Journal Title:Hepatology
Journal Abbreviation:Hepatology
Volume:60
Number:3
Page Range:858-871
Date:September 2014
Keywords:Hepatocellular Carcinoma, Bile Duct Cancer, Inflammation, Hyperinsulinemia, Biomarkers
Abstract:Obesity and associated metabolic disorders have been implicated in liver carcinogenesis; however, there are little data on the role of obesity-related biomarkers on liver cancer risk. We studied prospectively the association of inflammatory and metabolic biomarkers with risks of hepatocellular carcinoma (HCC), intrahepatic bile duct (IBD), and gallbladder and biliary tract cancers outside of the liver (GBTC) in a nested case-control study within the European Prospective Investigation into Cancer and Nutrition.

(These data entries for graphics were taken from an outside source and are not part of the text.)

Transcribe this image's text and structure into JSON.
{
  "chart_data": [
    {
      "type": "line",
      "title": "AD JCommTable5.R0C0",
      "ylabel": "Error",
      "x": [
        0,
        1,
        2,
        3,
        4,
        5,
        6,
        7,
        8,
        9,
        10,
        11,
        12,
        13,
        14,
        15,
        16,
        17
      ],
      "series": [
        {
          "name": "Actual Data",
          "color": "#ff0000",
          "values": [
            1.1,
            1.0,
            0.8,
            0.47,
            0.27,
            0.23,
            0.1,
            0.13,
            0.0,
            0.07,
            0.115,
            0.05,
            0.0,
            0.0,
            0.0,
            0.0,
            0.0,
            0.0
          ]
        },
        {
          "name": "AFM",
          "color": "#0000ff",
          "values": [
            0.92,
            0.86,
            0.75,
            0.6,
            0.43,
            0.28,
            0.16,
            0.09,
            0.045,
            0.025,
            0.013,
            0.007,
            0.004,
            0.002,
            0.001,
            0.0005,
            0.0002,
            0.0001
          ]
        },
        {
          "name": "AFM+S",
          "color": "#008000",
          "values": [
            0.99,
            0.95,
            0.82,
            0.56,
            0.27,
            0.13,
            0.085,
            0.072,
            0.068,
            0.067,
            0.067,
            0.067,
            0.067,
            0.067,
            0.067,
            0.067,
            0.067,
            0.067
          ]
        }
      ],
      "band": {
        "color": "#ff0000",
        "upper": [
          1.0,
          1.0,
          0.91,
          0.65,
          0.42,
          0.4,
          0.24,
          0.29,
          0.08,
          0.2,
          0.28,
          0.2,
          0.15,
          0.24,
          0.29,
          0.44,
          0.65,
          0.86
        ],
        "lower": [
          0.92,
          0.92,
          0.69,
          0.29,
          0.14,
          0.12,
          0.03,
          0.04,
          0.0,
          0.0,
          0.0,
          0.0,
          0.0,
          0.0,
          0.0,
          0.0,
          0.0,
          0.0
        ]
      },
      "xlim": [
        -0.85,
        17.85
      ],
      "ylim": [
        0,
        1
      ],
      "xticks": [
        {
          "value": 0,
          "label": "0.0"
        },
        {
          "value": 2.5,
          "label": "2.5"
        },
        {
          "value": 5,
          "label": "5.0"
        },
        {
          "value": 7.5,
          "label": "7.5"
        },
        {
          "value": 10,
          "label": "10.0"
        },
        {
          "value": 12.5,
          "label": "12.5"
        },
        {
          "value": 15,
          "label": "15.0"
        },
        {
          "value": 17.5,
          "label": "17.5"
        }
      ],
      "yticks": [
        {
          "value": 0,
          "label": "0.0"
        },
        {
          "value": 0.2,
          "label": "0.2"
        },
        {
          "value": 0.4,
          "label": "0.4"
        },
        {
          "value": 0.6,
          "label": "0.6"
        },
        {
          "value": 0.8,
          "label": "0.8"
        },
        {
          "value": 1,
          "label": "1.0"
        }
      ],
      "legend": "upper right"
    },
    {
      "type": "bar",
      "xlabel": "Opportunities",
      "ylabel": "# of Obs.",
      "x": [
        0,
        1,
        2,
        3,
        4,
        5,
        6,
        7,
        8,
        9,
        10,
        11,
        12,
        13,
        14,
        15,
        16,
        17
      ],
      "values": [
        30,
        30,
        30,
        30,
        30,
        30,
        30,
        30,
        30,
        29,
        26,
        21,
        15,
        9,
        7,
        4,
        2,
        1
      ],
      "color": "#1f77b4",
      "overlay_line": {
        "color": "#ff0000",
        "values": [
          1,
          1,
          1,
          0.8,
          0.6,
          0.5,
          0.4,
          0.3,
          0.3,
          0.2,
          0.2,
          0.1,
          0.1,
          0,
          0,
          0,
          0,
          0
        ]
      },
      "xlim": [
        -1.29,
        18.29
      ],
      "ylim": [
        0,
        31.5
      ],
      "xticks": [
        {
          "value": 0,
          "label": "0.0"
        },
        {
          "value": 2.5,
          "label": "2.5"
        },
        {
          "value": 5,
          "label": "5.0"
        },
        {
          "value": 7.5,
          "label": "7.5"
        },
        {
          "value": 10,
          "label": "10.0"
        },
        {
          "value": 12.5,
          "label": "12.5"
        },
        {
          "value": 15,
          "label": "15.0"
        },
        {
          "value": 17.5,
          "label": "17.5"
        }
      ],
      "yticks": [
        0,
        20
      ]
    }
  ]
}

Over an average of 7.7 years, 296 participants developed HCC (n = 125), GBTC (n = 137), or IBD (n = 34). Using risk-set sampling, controls were selected in a 2:1 ratio and matched for recruitment center, age, sex, fasting status, and time of blood collection. Baseline serum concentrations of C-reactive protein (CRP), interleukin-6 (IL-6), C-peptide, total high-molecular-weight (HMW) adiponectin, leptin, fetuin-a, and glutamatdehydrogenase (GLDH) were measured, and incidence rate ratios (IRRs) and 95% confidence intervals (CIs) were estimated using conditional logistic regression. After adjustment for lifestyle factors, diabetes, hepatitis infection, and adiposity measures, higher concentrations of CRP, IL-6, C-peptide, and non-HMW adiponectin were associated with higher risk of HCC (IRR per doubling of concentrations = 1.22; 95% CI = 1.02-1.46; P = 0.03; 1.90; 95% CI = 1.30-2.77; P = 0.001; 2.25; 95% CI = 1.43-3.54; P = 0.0005; and 2.09; 95% CI = 1.19-3.67; P = 0.01, respectively). CRP was associated also with risk of GBTC (IRR = 1.22; 95% CI = 1.05-1.42; P = 0.01). GLDH was associated with risks of HCC (IRR = 1.62; 95% CI = 1.25-2.11; P = 0.0003) and IBD (IRR = 10.5; 95% CI = 2.20-50.90; P = 0.003). The continuous net reclassification index was 0.63 for CRP, IL-6, C-peptide, and non-HMW adiponectin and 0.46 for GLDH, indicating good predictive ability of these biomarkers. Conclusion: Elevated levels of biomarkers of inflammation and hyperinsulinemia are associated with a higher risk of HCC, independent of obesity and established liver cancer risk factors.
ISSN:0270-9139
Publisher:Wiley (U.S.A.)
Additional Information:Author' reply in: Hepatology 62(1): 320-321.